Cheminer de l’impatience à l’espérance
L’oraison est le temps de l’attente, selon Thérèse, proprement celui de l’épreuve : « Le Seigneur veut éprouver, par la manière dont elle supportera son absence, l’amour qu’elle lui porte ». (Château IV, 3). Ce consentement au temps permet de discerner la force du désir :
« Chaque fois que nous pensons au Christ, rappelons-nous l’amour qu’il (nous) a témoigné. Car l’amour attire l’amour » (Vie 22, 14).
Dans l’humble attente de celui qui sait bien ne rien posséder, la blessure de la séparation se mue bientôt en assurance d’une rencontre qui dépasse ce qui peut être imaginé ou saisi par l’intelligence : « Malgré nos efforts, Il enlève notre esprit comme un géant une paille, sans que nous puissions résister. Car il est, à mon avis, bien plus difficile et plus pénible à notre esprit de s’élever si Dieu ne l’élève » (Vie 22, 13).
Cheminer dans le consentement du désir
La liturgie de l’Eglise romaine a bien saisi cet enjeu dans le message de Thérèse d’Avila quand elle propose, pour la fête de la sainte, la méditation sur l’attente et les gémissements de l’Esprit, en Rm 8,28 : « Tout concourt au bien de ceux qui aiment Dieu. ». Seul le gémissement de l’Esprit de Dieu en nous, peut donner à notre liberté de tenir debout face à Dieu, dans l’épreuve et les négations de l’histoire.
Les sens, l’affectivité et l’intelligence, dessaisis d’eux-mêmes, peuvent et veulent s’en remettre à un Autre pour que la vie soit accomplie en plénitude : « Considérez que ce n’est là qu’une goutte de cet immense océan où sont renfermés tous les biens. Il ne néglige rien pour ceux qu’il aime. Dès qu’il voit que l’on correspond à son amour, il donne de nouveau et se donne lui-même » (Vie 22, 17).
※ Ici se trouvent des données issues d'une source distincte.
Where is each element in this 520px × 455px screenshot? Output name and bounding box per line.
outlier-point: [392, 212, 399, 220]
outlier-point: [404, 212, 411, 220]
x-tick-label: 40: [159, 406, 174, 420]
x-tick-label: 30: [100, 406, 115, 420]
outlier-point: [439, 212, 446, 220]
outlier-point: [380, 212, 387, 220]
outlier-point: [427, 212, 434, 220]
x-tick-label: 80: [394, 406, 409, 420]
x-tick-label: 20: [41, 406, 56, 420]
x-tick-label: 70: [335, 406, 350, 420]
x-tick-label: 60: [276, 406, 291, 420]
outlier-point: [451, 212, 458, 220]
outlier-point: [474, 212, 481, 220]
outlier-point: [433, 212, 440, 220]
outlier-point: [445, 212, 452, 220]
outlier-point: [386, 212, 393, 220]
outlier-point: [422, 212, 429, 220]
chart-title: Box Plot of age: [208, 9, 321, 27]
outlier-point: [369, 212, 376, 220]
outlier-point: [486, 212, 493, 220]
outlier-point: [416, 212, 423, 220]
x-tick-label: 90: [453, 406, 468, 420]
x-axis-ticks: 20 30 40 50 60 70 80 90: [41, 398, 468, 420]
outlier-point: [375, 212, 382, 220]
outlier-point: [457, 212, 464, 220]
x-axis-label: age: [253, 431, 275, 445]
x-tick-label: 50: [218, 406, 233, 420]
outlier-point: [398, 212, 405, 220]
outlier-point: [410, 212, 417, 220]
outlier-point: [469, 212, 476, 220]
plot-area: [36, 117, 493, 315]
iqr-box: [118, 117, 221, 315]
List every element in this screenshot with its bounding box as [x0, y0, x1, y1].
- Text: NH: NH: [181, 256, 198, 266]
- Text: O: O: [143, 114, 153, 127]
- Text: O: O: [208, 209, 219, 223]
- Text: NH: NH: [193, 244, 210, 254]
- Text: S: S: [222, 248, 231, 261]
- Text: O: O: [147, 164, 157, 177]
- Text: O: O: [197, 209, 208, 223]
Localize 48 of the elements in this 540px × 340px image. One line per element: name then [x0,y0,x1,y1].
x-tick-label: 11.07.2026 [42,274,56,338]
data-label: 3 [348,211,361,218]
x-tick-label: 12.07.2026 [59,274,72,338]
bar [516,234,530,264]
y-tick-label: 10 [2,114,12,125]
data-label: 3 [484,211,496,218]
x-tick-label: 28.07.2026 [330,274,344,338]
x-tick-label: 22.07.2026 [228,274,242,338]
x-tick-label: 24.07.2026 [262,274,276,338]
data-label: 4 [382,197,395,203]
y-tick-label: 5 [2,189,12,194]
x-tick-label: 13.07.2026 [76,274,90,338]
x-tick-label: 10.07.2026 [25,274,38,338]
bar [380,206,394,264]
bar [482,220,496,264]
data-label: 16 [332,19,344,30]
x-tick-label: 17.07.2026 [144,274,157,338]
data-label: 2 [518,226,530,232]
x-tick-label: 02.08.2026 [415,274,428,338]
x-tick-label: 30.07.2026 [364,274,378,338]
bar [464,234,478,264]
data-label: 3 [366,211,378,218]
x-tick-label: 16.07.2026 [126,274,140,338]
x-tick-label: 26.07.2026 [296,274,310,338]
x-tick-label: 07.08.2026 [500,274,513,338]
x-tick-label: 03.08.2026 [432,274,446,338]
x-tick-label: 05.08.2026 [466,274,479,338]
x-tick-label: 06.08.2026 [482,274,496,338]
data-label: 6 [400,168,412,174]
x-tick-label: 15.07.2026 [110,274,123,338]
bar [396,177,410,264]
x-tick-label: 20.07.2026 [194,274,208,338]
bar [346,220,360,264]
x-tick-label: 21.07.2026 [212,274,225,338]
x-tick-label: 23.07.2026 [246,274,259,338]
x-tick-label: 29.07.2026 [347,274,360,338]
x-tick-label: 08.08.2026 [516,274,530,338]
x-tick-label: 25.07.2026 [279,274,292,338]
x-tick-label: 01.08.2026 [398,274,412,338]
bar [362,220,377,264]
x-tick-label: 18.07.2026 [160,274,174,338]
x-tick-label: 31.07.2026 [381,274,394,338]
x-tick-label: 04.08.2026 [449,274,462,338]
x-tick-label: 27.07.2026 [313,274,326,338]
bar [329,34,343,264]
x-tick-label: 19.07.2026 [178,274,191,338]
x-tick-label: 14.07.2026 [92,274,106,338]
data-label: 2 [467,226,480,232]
Nous avons donc, à travers le chemin de l’oraison tel que Thérèse le formalise, approché la figure d’une liberté spirituelle qui se manifeste dans un double mouvement : entrer en soi, habiter fermement son nom et sa demeure ; sortir de soi, abandonner son vouloir de projet entre les mains d’un Autre pour que le désir s’accomplisse au lieu même du lâcher-prise. Ne perdons pas cependant de vue la « grande détermination très déterminée », cette mobilisation énergique de toutes le dynamisme spirituel, nécessaire à une telle passion pour Dieu et l’humanité.